Moaning as he shuffled to the settee on his knees, keeping his injured foot off the floor, Ian somehow levered himself up into a standing position against it, only able to use his right leg to accomplish it.
“I don’t think I can walk,” he said.
“If you don’t want to be shot like a sitting duck, you’ll manage to,” Gabriel said.
With sweat pouring from him, Ian limped into the kitchen, putting all his weight on his right foot and just the heel of his left on the floor. Spiking pain lanced up his leg and he emitted a whining sound through clenched teeth.
There was no one in sight in the alley, and his good friend the dark once more aided him in his nefarious work.
He thumbed the remote and the lights on his car winked as the doors and boot were unlocked.
Opening the boot, he told Ian to climb in, which he did, groaning as he sat on the edge and rolled back and sideways.
Gabriel placed a length of the wide duct tape across his mouth, then closed the boot and drove away from the area. Stopping at a phone box midway between Dalston and home, and wearing gloves, he dialled 999 and told the operator that someone had been murdered at twenty-six Bellamy Street in Dalston. That was it. He hung up. Let them work for it and make the connections. He was sure that Barnes would, once they determined that Peterson had been the girl’s partner and checked on the missing man’s background.
Backing up close to the garage, he got out of the car and opened the door, then opened the boot lid and told Ian to get out, but ended up having to help him. He supposed that with your arms pinioned behind your back and a bullet hole in your foot, it would prove awkward.
Ian saw that the man was not holding the gun. For just a second he thought that he could head butt his captor and escape, but realised that he could hardly hobble, let alone run away.
“Go inside and sit on the floor against the back wall,” Gabriel said, ripping the tape away from Ian’s mouth.
Ian limped across the concrete floor, and when he had slid down and was seated, Gabriel closed the boot lid and then the garage door.

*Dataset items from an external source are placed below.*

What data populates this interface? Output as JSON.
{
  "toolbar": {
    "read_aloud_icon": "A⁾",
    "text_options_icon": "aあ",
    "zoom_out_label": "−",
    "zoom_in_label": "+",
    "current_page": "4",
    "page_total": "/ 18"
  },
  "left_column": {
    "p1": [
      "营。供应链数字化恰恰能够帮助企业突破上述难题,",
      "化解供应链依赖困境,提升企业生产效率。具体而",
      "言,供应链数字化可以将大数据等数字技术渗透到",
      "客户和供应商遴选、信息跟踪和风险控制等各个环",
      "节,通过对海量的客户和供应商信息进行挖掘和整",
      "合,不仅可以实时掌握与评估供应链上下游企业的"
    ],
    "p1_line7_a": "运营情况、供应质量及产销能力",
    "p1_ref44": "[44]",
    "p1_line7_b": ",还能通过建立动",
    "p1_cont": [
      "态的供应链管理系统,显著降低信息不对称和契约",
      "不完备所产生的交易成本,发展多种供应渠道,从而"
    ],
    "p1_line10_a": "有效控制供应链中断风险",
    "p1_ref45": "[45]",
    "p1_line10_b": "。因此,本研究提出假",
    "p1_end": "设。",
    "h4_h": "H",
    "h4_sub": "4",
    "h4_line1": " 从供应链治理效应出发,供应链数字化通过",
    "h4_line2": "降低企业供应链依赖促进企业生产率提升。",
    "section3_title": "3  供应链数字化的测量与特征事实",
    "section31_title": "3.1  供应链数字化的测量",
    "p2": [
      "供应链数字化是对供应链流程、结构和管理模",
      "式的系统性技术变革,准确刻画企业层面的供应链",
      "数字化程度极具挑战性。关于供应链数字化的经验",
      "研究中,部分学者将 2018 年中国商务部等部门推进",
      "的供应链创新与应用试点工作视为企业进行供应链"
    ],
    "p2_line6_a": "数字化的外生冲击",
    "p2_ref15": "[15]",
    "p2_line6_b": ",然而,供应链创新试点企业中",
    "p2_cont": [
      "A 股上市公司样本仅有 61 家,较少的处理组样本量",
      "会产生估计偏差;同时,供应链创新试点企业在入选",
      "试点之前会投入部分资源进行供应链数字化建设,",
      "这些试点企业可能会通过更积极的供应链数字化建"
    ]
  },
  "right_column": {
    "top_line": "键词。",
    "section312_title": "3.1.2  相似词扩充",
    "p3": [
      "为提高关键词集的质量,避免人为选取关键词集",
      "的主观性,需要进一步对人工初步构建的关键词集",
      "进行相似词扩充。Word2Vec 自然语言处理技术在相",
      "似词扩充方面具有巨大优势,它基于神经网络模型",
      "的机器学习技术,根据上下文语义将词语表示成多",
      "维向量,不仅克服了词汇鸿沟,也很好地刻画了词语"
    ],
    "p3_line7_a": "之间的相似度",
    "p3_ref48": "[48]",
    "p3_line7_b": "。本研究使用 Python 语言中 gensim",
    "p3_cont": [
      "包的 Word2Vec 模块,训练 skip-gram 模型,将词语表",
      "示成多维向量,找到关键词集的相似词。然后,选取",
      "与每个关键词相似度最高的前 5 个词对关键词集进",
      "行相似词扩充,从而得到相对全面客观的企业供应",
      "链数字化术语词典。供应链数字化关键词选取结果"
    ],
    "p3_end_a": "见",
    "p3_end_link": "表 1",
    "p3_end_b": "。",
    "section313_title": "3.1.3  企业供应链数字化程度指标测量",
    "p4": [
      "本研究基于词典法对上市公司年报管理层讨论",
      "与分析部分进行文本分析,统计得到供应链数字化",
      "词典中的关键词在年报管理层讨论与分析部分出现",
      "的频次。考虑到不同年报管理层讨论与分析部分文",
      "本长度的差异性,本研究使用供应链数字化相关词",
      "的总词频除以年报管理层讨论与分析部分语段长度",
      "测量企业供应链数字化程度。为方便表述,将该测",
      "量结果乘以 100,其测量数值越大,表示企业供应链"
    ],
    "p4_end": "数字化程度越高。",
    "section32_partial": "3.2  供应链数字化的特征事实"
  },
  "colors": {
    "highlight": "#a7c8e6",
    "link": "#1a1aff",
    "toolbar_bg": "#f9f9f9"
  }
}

“Why are you doing this?” Ian
asked. “What have I done to you?”
“Offended me,” Gabriel said as he drew the gun. “You murdered a decent, elderly man who’d spent his life teaching, and should have enjoyed a peaceful and happy retirement.”
“It was self-defence,” Ian said. “And I’ve served my time.”
“You broke into his house and stabbed him to death.”
“Why do you care what I did?”
“Because someone has to. I’ve made it my business to deal with animals like you. I’m The Clown.”
Ian was totally consumed with numbing fear. He’d read about this maniac. Knew that he killed people and left their bodies to be found. The police obviously hadn’t released all the details, but it was common knowledge that the killer put masks on his victims.
Gabriel smiled as he walked the length of the garage, pointing the pistol at Ian’s head as he advanced.
“No, please, no,” Ian pleaded. “Don’t do this.”
Gabriel said nothing; just hit Ian across the side of the head with the barrel of the gun, and then hit him twice more, until he slumped over unconscious. Using a length of nylon rope, he fashioned a noose, placed it over Ian’s head and tightened it around his neck, tying the other end of the rope to a wall bracket above him. After putting fresh tape over his mouth and binding his ankles together, Gabriel was satisfied that the young man would not be going anywhere.